Monday, July 28, 2008

Eat Pray Love by Elizabeth Gilbert (UK Bloomsbury ed 2006)

I loved reading this book and found many of Elizabeth Gilbert's learnings on her journey equally applicable and profound for me. Her struggles with her spirituality and expressed through her internal dialogue rang true for me during my intense pain earlier this year.
Below are some of the passages I liked.
Passages like this:
Page 34
Her petition addressed to (God) and then signed (in theory in each person's heart) by everyone she could imagine would support her.
Dear God,
Please intervene and help (this divorce/discord)
This poisonous process is bringing suffering to us and to everyone who cares about us.
I recognise that you are busy but it is my understanding that the health of the planet is affected by the health of every individual on it. As long as even two souls are locked in conflict, the whole of the world is contaminated by it. So even if two souls can be free from discord, this will increase the general health of the whole world the way a few healthy cells in a body can increase the general health of that body.It is my most humble request, then, that you help us end this conflict, so that two more people can have the chance to become free and healthy, and so there will be just a little bit less animosity and bitterness in a world that is already far too troubled by suffering.
I thank you for kind attention,
Respectfully,
R
Pg 56-7
I explain that Depression and Loneliness have shown up and I'm scared they will never leave. I'm terrified that I will never really pull my life together.
Somewhere from within me, rises a now familiar presence, offering me all the certainties I have always wished another person would say to me when I was troubled....
I'm here. I love you. I don't care if you need to stay up crying all night long. I will stay with you. If you need the medication again, go ahead and take it-I will love you through that, as well. If you don't need the medication, I will love you too. There's nothing you can ever do to lose my love. I will still protect you.I am stronger than Depression and and I am braver Loneliness and nothing will ever exhaust me.
( a small digression here...another book I read at Xmas called God's Shrink and written biographically, indicated that God (Gabriel?) does indeed get burdened when the world is out of balance and there is too much bad stuff in the world.

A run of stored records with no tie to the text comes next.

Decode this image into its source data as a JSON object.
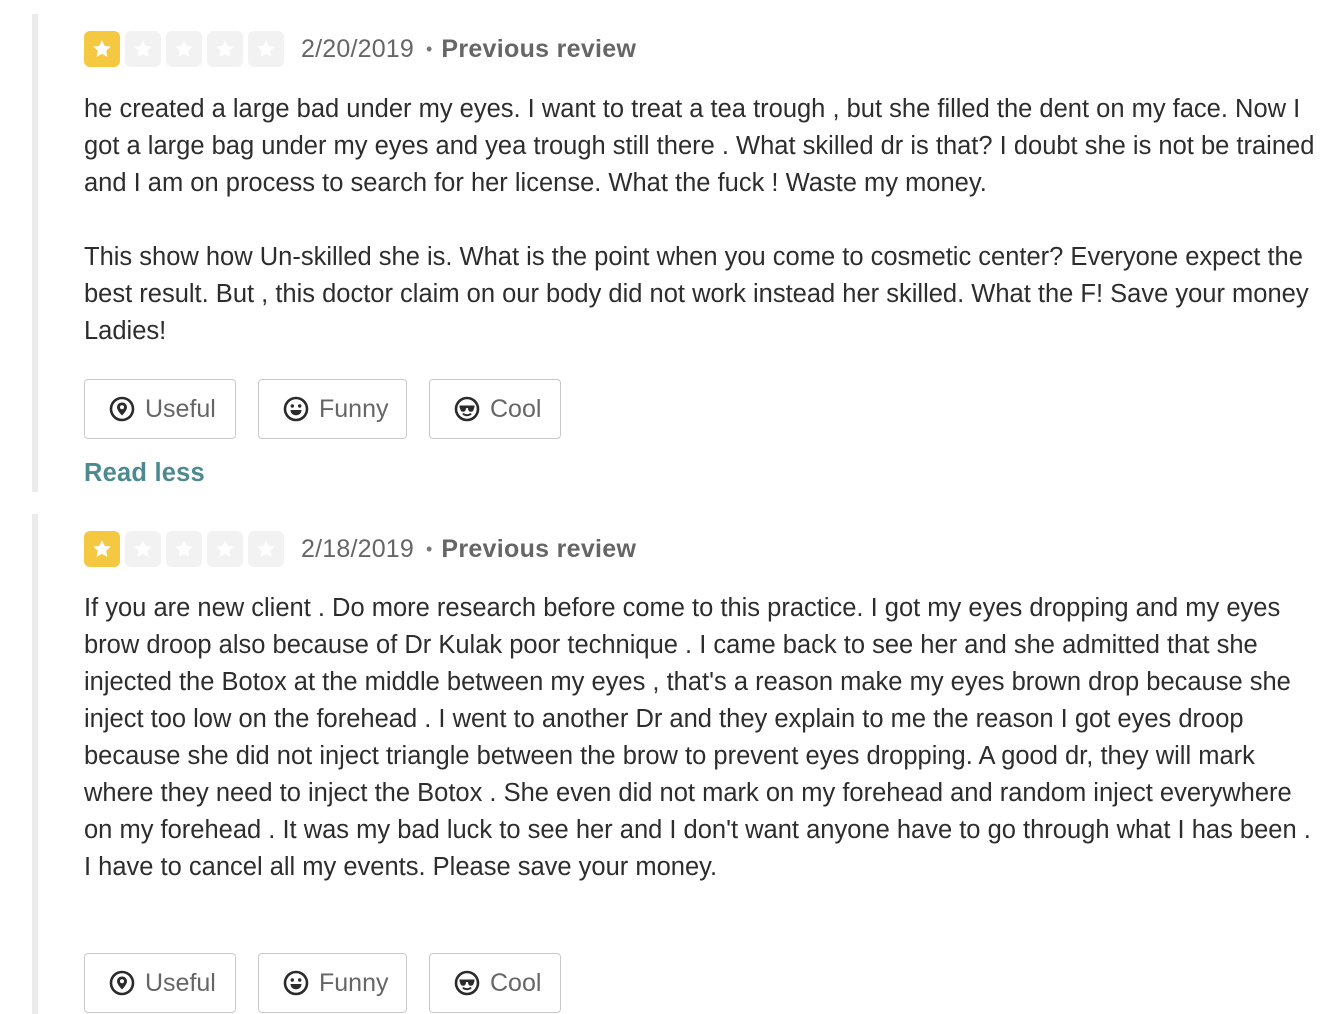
{
  "reviews": [
    {
      "rating": 1,
      "max_rating": 5,
      "date": "2/20/2019",
      "separator": "•",
      "previous_label": "Previous review",
      "text": "he created a large bad under my eyes. I want to treat a tea trough , but she filled the dent on my face. Now I got a large bag under my eyes and yea trough still there . What skilled dr is that? I doubt she is not be trained and I am on process to search for her license. What the fuck ! Waste my money.\n\nThis show how Un-skilled she is. What is the point when you come to cosmetic center? Everyone expect the best result. But , this doctor claim on our body did not work instead her skilled. What the F! Save your money Ladies!",
      "buttons": {
        "useful": "Useful",
        "funny": "Funny",
        "cool": "Cool"
      },
      "read_less": "Read less"
    },
    {
      "rating": 1,
      "max_rating": 5,
      "date": "2/18/2019",
      "separator": "•",
      "previous_label": "Previous review",
      "text": "If you are new client . Do more research before come to this practice.  I got my eyes dropping and my eyes brow droop also because of Dr Kulak poor technique . I came back to see her and she admitted that she injected the Botox at the middle between my eyes , that's a reason make my eyes brown drop because she inject too low on the  forehead . I went to another Dr and they explain to me the reason I got eyes droop because she did not inject triangle between the brow to prevent eyes dropping. A good dr, they will mark where they need to inject the Botox . She even did not mark on my forehead and random inject everywhere on my forehead .  It was my bad luck to see her and I don't want anyone have to go through what I has been . I have to cancel all my events. Please save your money.",
      "buttons": {
        "useful": "Useful",
        "funny": "Funny",
        "cool": "Cool"
      }
    }
  ],
  "colors": {
    "star_filled": "#f5c842",
    "star_empty": "#f2f2f2",
    "link_teal": "#4d8a8f"
  },
  "icons": {
    "star": "star-icon",
    "useful": "useful-icon",
    "funny": "funny-icon",
    "cool": "cool-icon"
  }
}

Elizabeth explained beforehand that she didn't always have faith in her internal voice of wisdom and once raged I DO NOT FUCKING BELIEVE IN YOU!!!!!!!
After a moment she found herself calmly writing "Who are you talking to then?"
The strange inrerior gesture of friendship also reminded her of how she once caught a glimpse of herself in a mirror's reflection and ran towards herself because she recognised the person as a friend...................Never forget that once upon a time, in an unguarded moment, you recognized yourself as a friend (p57)

Pg 68
When I get lonely these days, I think: So be lonely.Learn your way around lonliness. Make a map of it. Sit with it. Welcome to the human experience. But never again use another person's body or emotions as a scratching post for your own unfulfilled yearnings. Brilliant!